= Fuegian languages =

Indigenous languages of Tierra del Fuego

The Fuegian languages are the indigenous languages historically spoken in Tierra del Fuego by Native Americans. Adelaar lists the Fuegian languages as the Kawésqar language, the Selkʼnam language and the Yaghan language in addition to Chono, Gününa Yajich (also known as Puelche), and the Tehuelche language (Adelaar and Mysken 552-553).

Based on current data, the languages are not considered part of the same language family or linguistic area. Though possible genetic relationships have been proposed to categorize them, "more complete descriptions and more detailed comparative studies are needed" before any claim can be made about a genetic relationship (Adelaar and Mysken 578). The current consensus is that Kawésqar, Yaghan, and Chono are language isolates and Selkʼnam (also referred to as Ona) is one of the Chon languages, along with Tehuelche and Gününa Yajich (Campbell and Grondona 61).

==Yaghan==
Yaghan (also referred to as Yahgan or Yámana, among other names) is a language historically spoken in Chile and Argentina. It is considered a language isolate and part of its own Yámana language family. Within Chile, it has been found in Patagonia, Isla Navarino, Puerto Williams, and Ukika. Within Argentina, it has been found in the extreme south of Isla Grande in Tierra del Fuego. As of 2022, Yaghan is now extinct with the death of Cristina Calderón.
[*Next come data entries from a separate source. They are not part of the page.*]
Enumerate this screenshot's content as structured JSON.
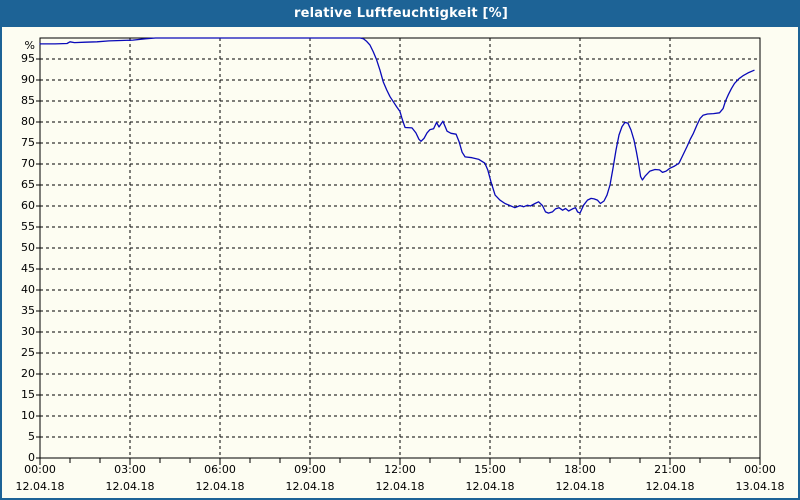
{
  "window": {
    "title": "relative Luftfeuchtigkeit [%]"
  },
  "colors": {
    "titlebar_bg": "#1d6396",
    "window_border": "#1d6396",
    "background": "#fdfdf2",
    "line": "#0a0ab8",
    "grid": "#000000",
    "frame": "#000000",
    "text": "#000000",
    "title_text": "#ffffff"
  },
  "chart_data": {
    "type": "line",
    "title": "relative Luftfeuchtigkeit [%]",
    "ylabel": "%",
    "y_unit_label": "%",
    "ylim": [
      0,
      100
    ],
    "y_ticks": [
      0,
      5,
      10,
      15,
      20,
      25,
      30,
      35,
      40,
      45,
      50,
      55,
      60,
      65,
      70,
      75,
      80,
      85,
      90,
      95
    ],
    "x_range_hours": [
      0,
      24
    ],
    "x_minor_tick_step_hours": 1,
    "grid": "dashed",
    "legend": "none",
    "x_ticks": [
      {
        "hour": 0,
        "time": "00:00",
        "date": "12.04.18"
      },
      {
        "hour": 3,
        "time": "03:00",
        "date": "12.04.18"
      },
      {
        "hour": 6,
        "time": "06:00",
        "date": "12.04.18"
      },
      {
        "hour": 9,
        "time": "09:00",
        "date": "12.04.18"
      },
      {
        "hour": 12,
        "time": "12:00",
        "date": "12.04.18"
      },
      {
        "hour": 15,
        "time": "15:00",
        "date": "12.04.18"
      },
      {
        "hour": 18,
        "time": "18:00",
        "date": "12.04.18"
      },
      {
        "hour": 21,
        "time": "21:00",
        "date": "12.04.18"
      },
      {
        "hour": 24,
        "time": "00:00",
        "date": "13.04.18"
      }
    ],
    "series": [
      {
        "name": "relative Luftfeuchtigkeit",
        "points": [
          [
            0,
            98.6
          ],
          [
            0.5,
            98.6
          ],
          [
            0.9,
            98.7
          ],
          [
            1.0,
            99.1
          ],
          [
            1.15,
            98.9
          ],
          [
            1.5,
            99.0
          ],
          [
            1.9,
            99.1
          ],
          [
            2.3,
            99.3
          ],
          [
            2.7,
            99.4
          ],
          [
            3.1,
            99.5
          ],
          [
            3.5,
            99.8
          ],
          [
            3.85,
            100
          ],
          [
            10.67,
            100
          ],
          [
            10.78,
            99.8
          ],
          [
            10.89,
            99.2
          ],
          [
            11.0,
            98.3
          ],
          [
            11.11,
            96.7
          ],
          [
            11.22,
            94.8
          ],
          [
            11.33,
            92.4
          ],
          [
            11.44,
            89.6
          ],
          [
            11.56,
            87.6
          ],
          [
            11.67,
            86.0
          ],
          [
            11.78,
            84.8
          ],
          [
            11.89,
            83.6
          ],
          [
            12.0,
            82.5
          ],
          [
            12.06,
            81.0
          ],
          [
            12.12,
            79.7
          ],
          [
            12.17,
            78.7
          ],
          [
            12.4,
            78.6
          ],
          [
            12.53,
            77.4
          ],
          [
            12.63,
            75.9
          ],
          [
            12.7,
            75.4
          ],
          [
            12.8,
            76.1
          ],
          [
            12.9,
            77.4
          ],
          [
            13.0,
            78.2
          ],
          [
            13.12,
            78.4
          ],
          [
            13.22,
            79.9
          ],
          [
            13.3,
            78.8
          ],
          [
            13.43,
            80.2
          ],
          [
            13.57,
            77.8
          ],
          [
            13.7,
            77.3
          ],
          [
            13.87,
            77.1
          ],
          [
            13.97,
            75.3
          ],
          [
            14.07,
            72.8
          ],
          [
            14.17,
            71.7
          ],
          [
            14.4,
            71.5
          ],
          [
            14.63,
            71.1
          ],
          [
            14.83,
            70.2
          ],
          [
            14.93,
            68.5
          ],
          [
            15.03,
            65.8
          ],
          [
            15.17,
            62.6
          ],
          [
            15.33,
            61.4
          ],
          [
            15.5,
            60.6
          ],
          [
            15.67,
            60.1
          ],
          [
            15.83,
            59.6
          ],
          [
            16.0,
            60.1
          ],
          [
            16.12,
            59.8
          ],
          [
            16.25,
            60.2
          ],
          [
            16.35,
            60.0
          ],
          [
            16.5,
            60.6
          ],
          [
            16.62,
            61.0
          ],
          [
            16.75,
            60.1
          ],
          [
            16.85,
            58.6
          ],
          [
            16.95,
            58.3
          ],
          [
            17.08,
            58.6
          ],
          [
            17.18,
            59.3
          ],
          [
            17.3,
            59.6
          ],
          [
            17.42,
            59.0
          ],
          [
            17.52,
            59.4
          ],
          [
            17.62,
            58.8
          ],
          [
            17.75,
            59.3
          ],
          [
            17.85,
            59.6
          ],
          [
            17.92,
            58.6
          ],
          [
            18.0,
            58.3
          ],
          [
            18.12,
            60.2
          ],
          [
            18.25,
            61.4
          ],
          [
            18.37,
            61.8
          ],
          [
            18.47,
            61.7
          ],
          [
            18.58,
            61.4
          ],
          [
            18.68,
            60.6
          ],
          [
            18.8,
            61.2
          ],
          [
            18.9,
            62.6
          ],
          [
            19.0,
            65.0
          ],
          [
            19.1,
            69.0
          ],
          [
            19.2,
            73.3
          ],
          [
            19.3,
            76.9
          ],
          [
            19.4,
            78.9
          ],
          [
            19.5,
            79.9
          ],
          [
            19.6,
            79.7
          ],
          [
            19.7,
            78.1
          ],
          [
            19.8,
            75.7
          ],
          [
            19.88,
            72.9
          ],
          [
            19.95,
            70.2
          ],
          [
            20.02,
            67.0
          ],
          [
            20.08,
            66.2
          ],
          [
            20.18,
            67.2
          ],
          [
            20.33,
            68.3
          ],
          [
            20.5,
            68.7
          ],
          [
            20.65,
            68.6
          ],
          [
            20.75,
            68.0
          ],
          [
            20.87,
            68.3
          ],
          [
            21.0,
            69.0
          ],
          [
            21.15,
            69.5
          ],
          [
            21.3,
            70.2
          ],
          [
            21.45,
            72.4
          ],
          [
            21.57,
            74.2
          ],
          [
            21.67,
            75.8
          ],
          [
            21.78,
            77.3
          ],
          [
            21.9,
            79.3
          ],
          [
            22.0,
            80.8
          ],
          [
            22.1,
            81.6
          ],
          [
            22.25,
            81.9
          ],
          [
            22.45,
            82.0
          ],
          [
            22.65,
            82.2
          ],
          [
            22.77,
            83.2
          ],
          [
            22.85,
            85.0
          ],
          [
            22.95,
            86.6
          ],
          [
            23.05,
            88.0
          ],
          [
            23.15,
            89.2
          ],
          [
            23.3,
            90.3
          ],
          [
            23.45,
            91.1
          ],
          [
            23.6,
            91.7
          ],
          [
            23.8,
            92.3
          ]
        ]
      }
    ]
  }
}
There were originally as many as five dialects of Yaghan, but the Yamana people who historically spoke the language have diminished in numbers and shifted to Spanish following the arrival of Europeans in Tierra del Fuego (Aguilera 214).

==Kawésqar==
Kawésqar (also referred to as Qawasqar or Alacaluf, among other names) is a language spoken in Chile, especially in Puerto Edén. It is also considered a language isolate and makes up the Alacalufan language family. It is close to extinction with "no more than fifteen or sixteen" competent speakers. The Kawésqars, an indigenous population in Chile, have been categorized into groups based on geography but "recognize only a Southern group with linguistic differences" (Aguilera 208). Examples of words in the language (also demonstrating the use of suffixation) are jéksor, meaning 'see', and jeksórfqat, meaning 'saw' (Aguilera 211).

==Selkʼnam==
The Selkʼnam language (also referred to as Ona) is an extinct language once spoken in Tierra del Fuego. Its last speakers died in the 1980s. It is considered part of the Chon language family. Related languages include Tehuelche and Gününa Küne, which are part of the same language family.

==Decline==
Yaghan, Kawésqar, and Selkʼnam are all extinct or nearly extinct, and their whose numbers of speakers have declined sharply since the 19th century. One reason for the decline is the drastic reduction in size of the indigenous populations who historically spoke these languages. The Yaghan population, for example, was between 2,500 and 3,000 in the late nineteenth century and plummeted to as low as 40 by 1933, partly by diseases like smallpox, whooping cough and typhoid, introduced by incoming Europeans (Aguilera 214).

As the indigenous languages of South America have declined, the inhabitants of Tierra del Fuego have come to use Spanish instead. Another reason for this was a discriminatory view of the indigenous languages in South America by the non-indigenous population. Kawesqars, for example, "were looked down on, sometimes with aversion" for speaking their so-called "uncivilized" native tongue and many speakers of Kawésqar refuse to speak it in public as a result (Aguilera 208).

==Characteristics==
Though the Fuegian languages are not currently believed to be part of a single linguistic area or language family, there are some properties that are frequent in the languages. They include the presence of "voiced and glottalized consonants" and frequent compounding, reduplication, and suffixation. Another unifying feature is word order, all three languages appearing to have the object before the verb (Campbell and Gordona 309).

The Fuegian languages are unified in having infrequent "retroflex articulations" and rare instances of suppletion (Adelaar and Mysken 578). A significant obstacle preventing a consensus on any kind of direct relation among the Fuegian languages is the lack of sufficient data. Research on the languages has been limited and is difficult given the minimal number of native speakers remaining.